A miles-long stretch of Spring Brook Creek may undergo a transformation in the coming years to ease flooding downstream and establish a more natural habitat, according to Forest Preserve District of DuPage County officials.
The district is considering overhauling 2.3 miles of streambed in St. James Farm and Blackwell forest preserves, both of which are located between Wheaton and Warrenville in unincorporated DuPage County, with partners Wetlands Initiative, Conservation Foundation and DuPage County Stormwater Management. The creek stretches from St. James Farm to central Wheaton. Glen Ellyn is also part of Spring Brook #1 watershed.
"The creek itself is pretty channelized, so water just rushes right through there," said District Ecology Coordinator Scott Meister. "The bulk of the water isn't connected to the floodplain – typically, water would come up out of a creek, which is good for the environment around it as an ecologically sound habitat for wildlife."
Meister said the area was originally farmland, so the owners wanted to avoid field flooding. Over time, erosion caused the creek to widen and deepen, sending sediment and floodwaters downstream.
Now that 2.2 miles of the proposed 2.3-mile stretch is under forest preserve control, there are no such qualms, Meister said.
Over the course of three phases, the organizations plan on meandering the creek, allowing it to hold more water in that portion of its run; centralizing flooding where it won't affect homeowners; and installing public paths.

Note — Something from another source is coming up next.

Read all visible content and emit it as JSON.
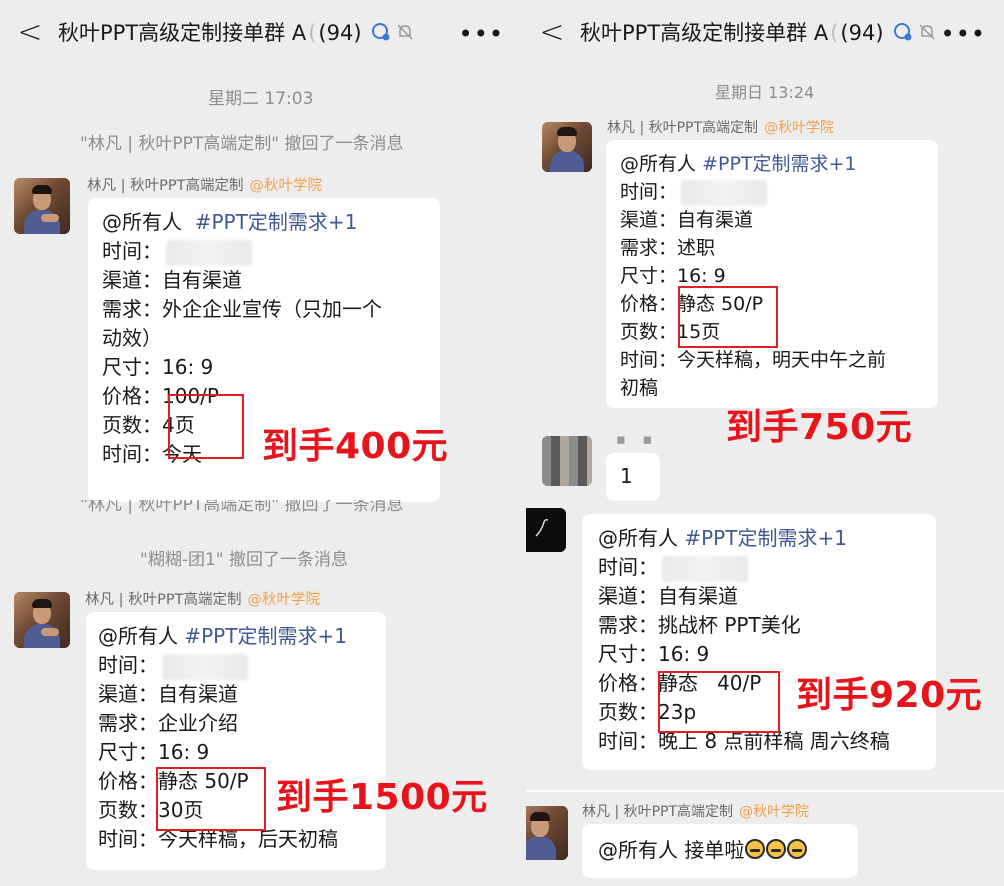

The Wetlands Initiative and the district would then introduce native plants to the area to help absorb the increased water and provide a habitat for local fish and mussels.
Meister said the collective is working with engineers on the design of the creek and requires a permit from the county. He is hopeful the first phase – a 3,200-foot stretch in St. James Forest Preserve – will begin this fall and take three or four months to complete.
The Illinois Tollway will contribute $2 million of the estimated $2.2 million needed to fund the phase as part of its Move Illinois: The Illinois Driving the Future program. The tollway will maintain the site for seven years once construction is finished, according to a tollway news release, and the district will take over afterwards.
The remaining work would take place in phase two after funding comes in, Meister said. The district intends to submit grant proposals to the Illinois Environmental Protection Agency next year with hopes to begin construction in 2016-17.
The third phase would consist of species control and native plant augmentation, Meister said.
"The project will improve the quality of the whole stream and restore the health of the stream," said Gary Sullivan, senior ecologist at The Wetlands Initiative.
Sullivan said that, while the initiative has worked restoring other native habitats, he believed this work was locally unique.
"This could become a blueprint for restoration work in other stream areas in the Chicago area," he said. "It's not really work that's ever been done before."
While the construction is going on, The Conservation Foundation will work with nearby homeowners to inform them how they can have an environmental effect through a pilot program called Conservation in our Community.
Jan Roehll, the foundation's DuPage County program director, said topics will include planting native vegetation, rain barrel and rain garden use, and home conservation.
"With the climactic changes that we have seen over the last several years, the chance of getting a lot of rainfall in higher intensities is greater," she said. "There are many more communities experiencing flooding because of runoff, and individuals taking action on their own properties can help reduce that impact."